Analytic description of flame intrinsic instability in one-dimensional model of open–open combustors with ideal and non-ideal end boundaries

• Main Author: Nalini Kanta Mukherjee
• Format: Article
• Language: English
• Published: SAGE Publishing 2018-12-01
• Series: International Journal of Spray and Combustion Dynamics
• Online Access: https://doi.org/10.1177/1756827718795518
• ISSN: 1756-8277; 1756-8285

This paper is concerned with the theoretical study of thermo-acoustic instabilities in combustors and focuses upon recently discovered flame intrinsic modes. Here, a complete analytical description of the salient properties of intrinsic modes is provided for a linearized one-dimensional model of open–open combustors with temperature and cross-section jump across the flame taken into account. The standard n - τ model of heat release is adopted, where n is the interaction index and τ is the time lag. We build upon the recent key finding that for a closed–lopen combustor, on the neutral curve, the intrinsic mode frequencies become completely decoupled from the combustor parameters like cross-section jump, temperature jump and flame location.
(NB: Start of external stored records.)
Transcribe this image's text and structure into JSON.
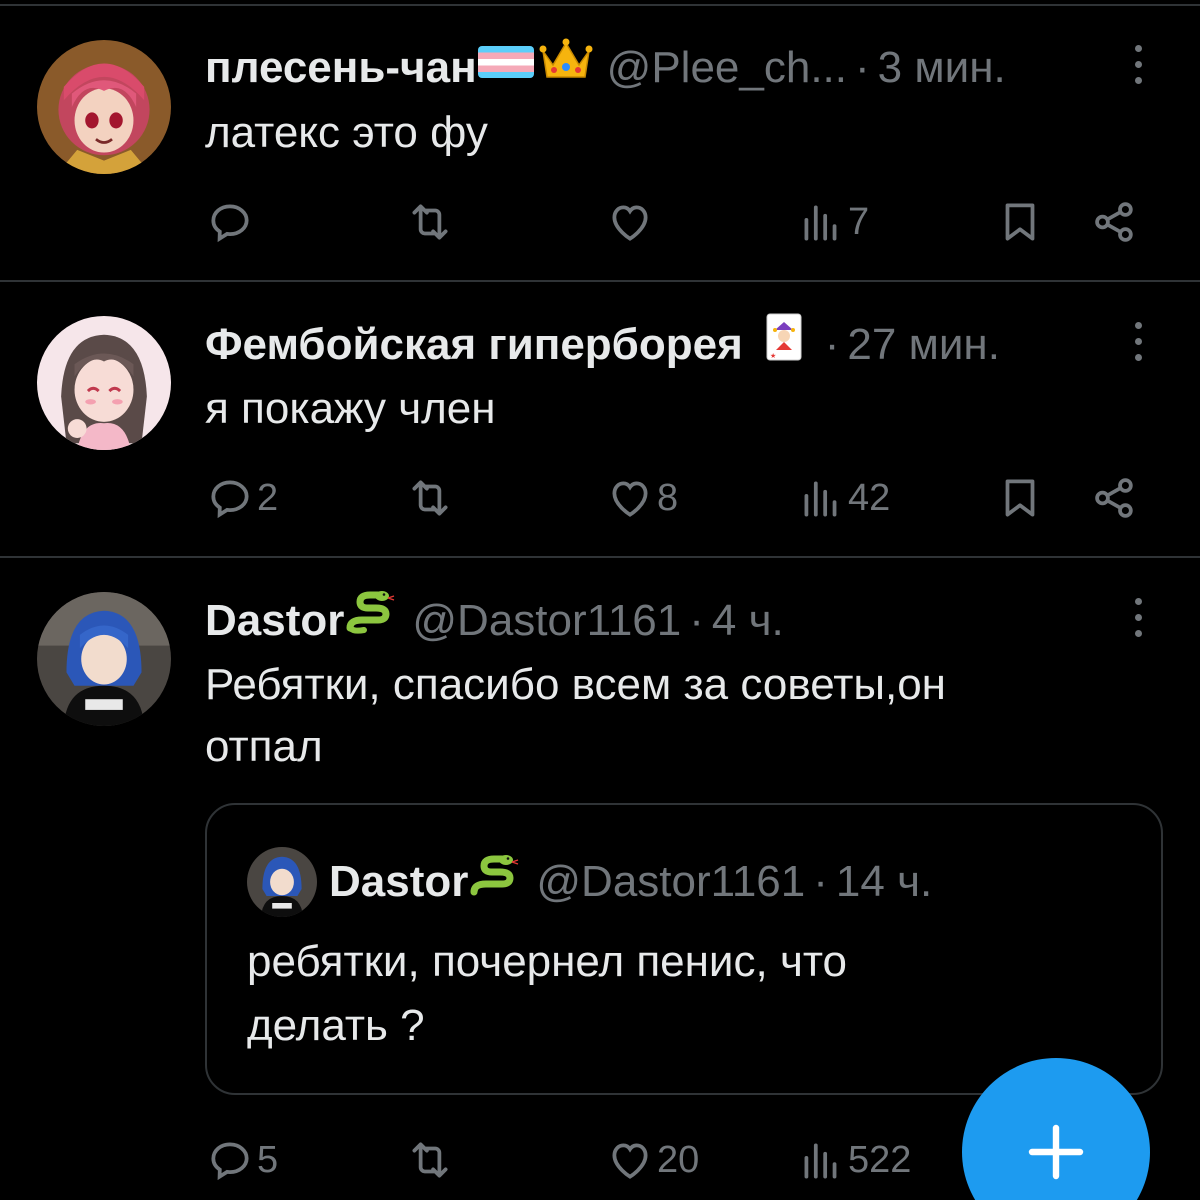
{
  "tweets": [
    {
      "name": "плесень-чан",
      "handle": "@Plee_ch...",
      "sep": "·",
      "time": "3 мин.",
      "text": "латекс это фу",
      "reply_count": "",
      "retweet_count": "",
      "like_count": "",
      "view_count": "7"
    },
    {
      "name": "Фембойская гиперборея",
      "handle": "",
      "sep": "·",
      "time": "27 мин.",
      "text": "я покажу член",
      "reply_count": "2",
      "retweet_count": "",
      "like_count": "8",
      "view_count": "42"
    },
    {
      "name": "Dastor",
      "handle": "@Dastor1161",
      "sep": "·",
      "time": "4 ч.",
      "text": "Ребятки, спасибо всем за советы,он отпал",
      "reply_count": "5",
      "retweet_count": "",
      "like_count": "20",
      "view_count": "522",
      "quote": {
        "name": "Dastor",
        "handle": "@Dastor1161",
        "sep": "·",
        "time": "14 ч.",
        "text": "ребятки, почернел пенис, что делать ?"
      }
    }
  ],
  "icons": {
    "reply": "reply-icon",
    "retweet": "retweet-icon",
    "like": "heart-icon",
    "views": "views-icon",
    "bookmark": "bookmark-icon",
    "share": "share-icon",
    "compose": "plus-icon"
  },
  "colors": {
    "background": "#000000",
    "text": "#e7e9ea",
    "muted": "#71767b",
    "accent": "#1d9bf0",
    "divider": "#2f3336"
  }
}
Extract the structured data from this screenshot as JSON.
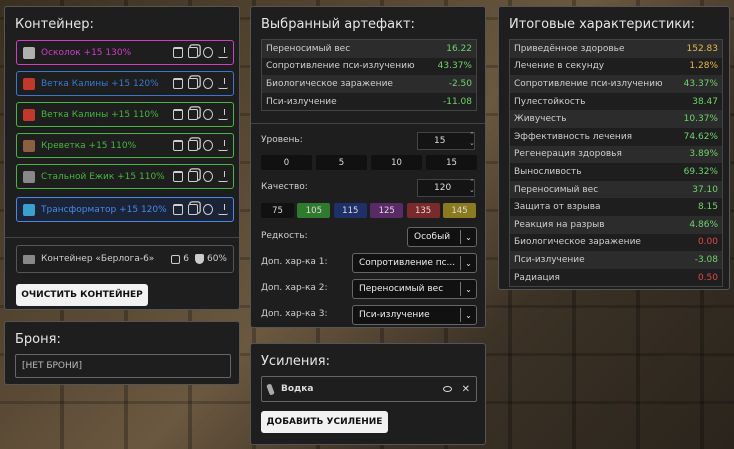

Here, we show that this remarkable decoupling phenomenon holds not only for closed–open combustors but also for all combustors with the ideal boundary conditions (i.e. closed–open, open–open and closed–closed). Making use of this decoupling phenomenon for the open–open combustors, we derive explicit analytic expressions for the neutral curve of intrinsic mode instability on the n - τ plane as well as for the linear growth/decay rate near the neutral curve taking into account temperature and cross-section jumps. The instability domain on the n - τ plane is shown to be qualitatively different from that of the closed–open combustor; in open–open combustors it is not confined for large τ. To find the instability domain and growth rate characteristics for non-ideal open–open boundaries the combustor end boundaries are perturbed and explicit analytical formulae derived and verified by numerics.